My take on “people claim that their snakes are pleasant and affectionate pets” is they have learned when it’s safe to handle the snake and when it’s not, even if that knowledge is subconscious.

When snakes are hungry and they sense food, they get excited. The common expression would be “they get their blood up.” In that situation, you had better know what you’re doing, because your “friend” won’t hesitate to strike quickly at movement, even if that movement is you.

The first link is from a satirical website much like the Onion.

It’s the same website that had that news story about chimps in the Congo discovering how to make fire.

Mulder’s World specializes in stories about the paranormal, UFOs, and Bigfoot.

Not very reliable sources, either of them.

Thanks- and this is SORT of what I was getting at in my original post. I never really doubted that a large wild python or anaconda COULD attack or kill people in the wild (as the simulated scenes in the “documentary” showed)… I just found it unlikely that they would UNLESS you had a VERY large, VERY hungry snake and a fairly small person. In the same way, a VERY hungry puma might attack and try to kill me if he thought he had the element of surprise (he certainly wouldn’t have any moral compunctions!), but I suspect he’d rather go after something smaller and easier to kill, if it’s available.

IF a huge anaconda who hadn’t eaten in a long time saw me, and THOUGHT he had the drop on me, I wouldn’t put it past him to take a chance and attack me. But I don’t think I’d be his first choice.

And it sounds as if he couldn’t swallow me even if he managed to suffocate me.

If you’re a normal sized adult human, there isn’t a snake in the world that could swallow you. It’s those shoulders. But there are untold numbers of snakes that could kill you. I recall in my wasted youth, many sawgrass seasons ago, several of us were cleaning our snake cages in the back yard. One guy put a 6 foot yellow rat snake across his shoulders while he worked on its cage. The snake decided, for reasons only a dimwitted snake could know, to constrict his neck. He went running around the yard, face red, eyes popping, plucking ineffectually at his throat, unable to draw a breath, while the rest of us laughed ourselves sick. At the point where he was collapsing onto the ground, a couple of us finally uncoiled the snake. Had we not been present, this small, quite unremarkable and otherwise inoffensive snake could have killed all 6’2” and 190 pounds of him.
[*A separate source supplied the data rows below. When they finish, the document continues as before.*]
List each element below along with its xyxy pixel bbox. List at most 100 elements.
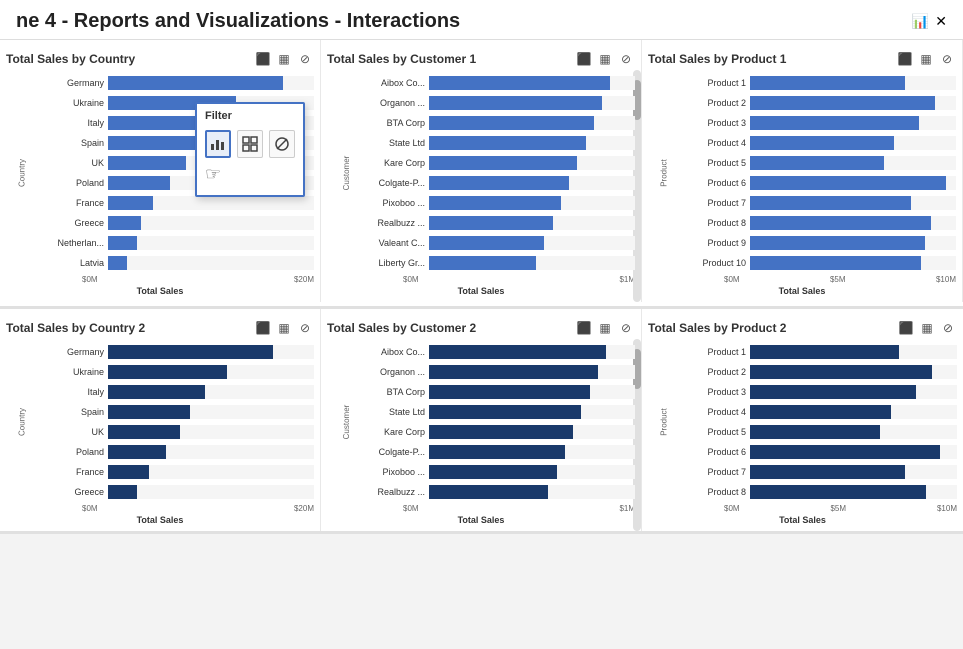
filter-block-icon-product2[interactable]: ⊘ bbox=[939, 319, 957, 337]
bar-chart-product2: Product 1 Product 2 Product 3 Product 4 … bbox=[648, 343, 957, 501]
bar-row: Realbuzz ... bbox=[357, 214, 635, 232]
filter-block-icon-customer2[interactable]: ⊘ bbox=[617, 319, 635, 337]
filter-block-icon-country2[interactable]: ⊘ bbox=[296, 319, 314, 337]
filter-table-icon-product2[interactable]: ▦ bbox=[918, 319, 936, 337]
bar-row: Product 8 bbox=[678, 483, 957, 501]
page-title: ne 4 - Reports and Visualizations - Inte… bbox=[16, 10, 460, 33]
bar-row: Organon ... bbox=[357, 363, 635, 381]
bar-row: Product 7 bbox=[678, 463, 957, 481]
filter-bar-icon-product1[interactable]: ⬛ bbox=[896, 50, 914, 68]
chart-panel-customer1: Total Sales by Customer 1 ⬛ ▦ ⊘ Customer… bbox=[321, 40, 642, 302]
bar-row: Liberty Gr... bbox=[357, 254, 635, 272]
bar-row: Valeant C... bbox=[357, 234, 635, 252]
x-axis-labels-product2: $0M $5M $10M bbox=[648, 504, 957, 513]
filter-bar-chart-btn[interactable] bbox=[205, 130, 231, 158]
top-right-icons: 📊 ✕ bbox=[912, 13, 947, 30]
bar-row: Product 2 bbox=[678, 363, 957, 381]
x-axis-title-customer1: Total Sales bbox=[327, 286, 635, 296]
bar-row: Aibox Co... bbox=[357, 74, 635, 92]
bar-chart-product1: Product 1 Product 2 Product 3 Product 4 … bbox=[648, 74, 956, 272]
bar-row: Netherlan... bbox=[36, 234, 314, 252]
bar-row: Kare Corp bbox=[357, 154, 635, 172]
bar-row: Product 4 bbox=[678, 134, 956, 152]
bar-row: Pixoboo ... bbox=[357, 463, 635, 481]
filter-table-icon-country1[interactable]: ▦ bbox=[275, 50, 293, 68]
bar-row: Germany bbox=[36, 74, 314, 92]
filter-no-filter-btn[interactable] bbox=[269, 130, 295, 158]
x-axis-title-country2: Total Sales bbox=[6, 515, 314, 525]
filter-grid-btn[interactable] bbox=[237, 130, 263, 158]
filter-bar-icon-product2[interactable]: ⬛ bbox=[897, 319, 915, 337]
x-axis-labels-country1: $0M $20M bbox=[6, 275, 314, 284]
filter-bar-icon-country1[interactable]: ⬛ bbox=[254, 50, 272, 68]
bar-row: Product 1 bbox=[678, 74, 956, 92]
filter-block-icon-customer1[interactable]: ⊘ bbox=[617, 50, 635, 68]
bar-row: UK bbox=[36, 423, 314, 441]
bar-row: Product 9 bbox=[678, 234, 956, 252]
chart-panel-product1: Total Sales by Product 1 ⬛ ▦ ⊘ Product P… bbox=[642, 40, 963, 302]
filter-block-icon-country1[interactable]: ⊘ bbox=[296, 50, 314, 68]
bar-chart-icon bbox=[210, 136, 226, 152]
bar-row: Product 3 bbox=[678, 383, 957, 401]
bar-row: Kare Corp bbox=[357, 423, 635, 441]
bar-row: Greece bbox=[36, 214, 314, 232]
chart-title-country1: Total Sales by Country bbox=[6, 52, 251, 66]
x-axis-title-country1: Total Sales bbox=[6, 286, 314, 296]
dashboard-row-1: Total Sales by Country ⬛ ▦ ⊘ Country Ger… bbox=[0, 40, 963, 309]
filter-table-icon-country2[interactable]: ▦ bbox=[275, 319, 293, 337]
bar-chart-customer1: Aibox Co... Organon ... BTA Corp State L… bbox=[327, 74, 635, 272]
bar-row: Product 5 bbox=[678, 154, 956, 172]
filter-bar-icon-customer1[interactable]: ⬛ bbox=[575, 50, 593, 68]
bar-row: Italy bbox=[36, 383, 314, 401]
filter-popup-title: Filter bbox=[205, 110, 295, 122]
filter-block-icon-product1[interactable]: ⊘ bbox=[938, 50, 956, 68]
x-axis-labels-customer2: $0M $1M bbox=[327, 504, 635, 513]
filter-table-icon-product1[interactable]: ▦ bbox=[917, 50, 935, 68]
bar-row: Latvia bbox=[36, 254, 314, 272]
bar-row: Pixoboo ... bbox=[357, 194, 635, 212]
x-axis-title-product2: Total Sales bbox=[648, 515, 957, 525]
bar-row: Product 2 bbox=[678, 94, 956, 112]
chart-title-row-country1: Total Sales by Country ⬛ ▦ ⊘ bbox=[6, 50, 314, 68]
chart-title-row-product1: Total Sales by Product 1 ⬛ ▦ ⊘ bbox=[648, 50, 956, 68]
bar-row: Germany bbox=[36, 343, 314, 361]
page-header: ne 4 - Reports and Visualizations - Inte… bbox=[0, 0, 963, 40]
bar-row: BTA Corp bbox=[357, 383, 635, 401]
x-axis-title-customer2: Total Sales bbox=[327, 515, 635, 525]
bar-row: Greece bbox=[36, 483, 314, 501]
chart-title-country2: Total Sales by Country 2 bbox=[6, 321, 251, 335]
cursor-icon: ☞ bbox=[205, 164, 295, 185]
bar-row: State Ltd bbox=[357, 134, 635, 152]
bar-chart-country2: Germany Ukraine Italy Spain UK bbox=[6, 343, 314, 501]
filter-bar-icon-country2[interactable]: ⬛ bbox=[254, 319, 272, 337]
filter-bar-icon-customer2[interactable]: ⬛ bbox=[575, 319, 593, 337]
bar-row: Spain bbox=[36, 403, 314, 421]
bar-row: Aibox Co... bbox=[357, 343, 635, 361]
bar-row: Colgate-P... bbox=[357, 443, 635, 461]
bar-row: Colgate-P... bbox=[357, 174, 635, 192]
bar-row: Product 8 bbox=[678, 214, 956, 232]
no-filter-icon bbox=[274, 136, 290, 152]
bar-chart-customer2: Aibox Co... Organon ... BTA Corp State L… bbox=[327, 343, 635, 501]
filter-table-icon-customer2[interactable]: ▦ bbox=[596, 319, 614, 337]
bar-row: Product 1 bbox=[678, 343, 957, 361]
dashboard-row-2: Total Sales by Country 2 ⬛ ▦ ⊘ Country G… bbox=[0, 309, 963, 534]
bar-chart-icon[interactable]: 📊 bbox=[912, 13, 929, 30]
bar-row: Product 7 bbox=[678, 194, 956, 212]
bar-row: Product 5 bbox=[678, 423, 957, 441]
filter-popup: Filter bbox=[195, 102, 305, 197]
chart-title-row-customer2: Total Sales by Customer 2 ⬛ ▦ ⊘ bbox=[327, 319, 635, 337]
bar-row: Poland bbox=[36, 443, 314, 461]
chart-title-row-product2: Total Sales by Product 2 ⬛ ▦ ⊘ bbox=[648, 319, 957, 337]
grid-icon bbox=[242, 136, 258, 152]
bar-row: France bbox=[36, 463, 314, 481]
x-axis-labels-country2: $0M $20M bbox=[6, 504, 314, 513]
close-icon[interactable]: ✕ bbox=[935, 13, 947, 30]
bar-row: BTA Corp bbox=[357, 114, 635, 132]
x-axis-labels-product1: $0M $5M $10M bbox=[648, 275, 956, 284]
filter-table-icon-customer1[interactable]: ▦ bbox=[596, 50, 614, 68]
chart-title-product1: Total Sales by Product 1 bbox=[648, 52, 893, 66]
chart-title-customer2: Total Sales by Customer 2 bbox=[327, 321, 572, 335]
bar-row: Ukraine bbox=[36, 363, 314, 381]
bar-row: Product 3 bbox=[678, 114, 956, 132]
In the wild the giant snakes are pretty much ambush predators, waiting under cover (or under water) for prey to approach closely enough for a strike. If you blundered into a vulnerable position, one might – just might – make an investment in you. But again, this would be a vanishingly rare event. Smaller prey animals are more common, easier to overcome, pose less danger of injury to the snake (bites, kicks, hoof or claw lacerations), and more certain to be of swallow-able size. There are lots of other things in the jungles of the world that pose far, far greater danger to you or me than giant snakes.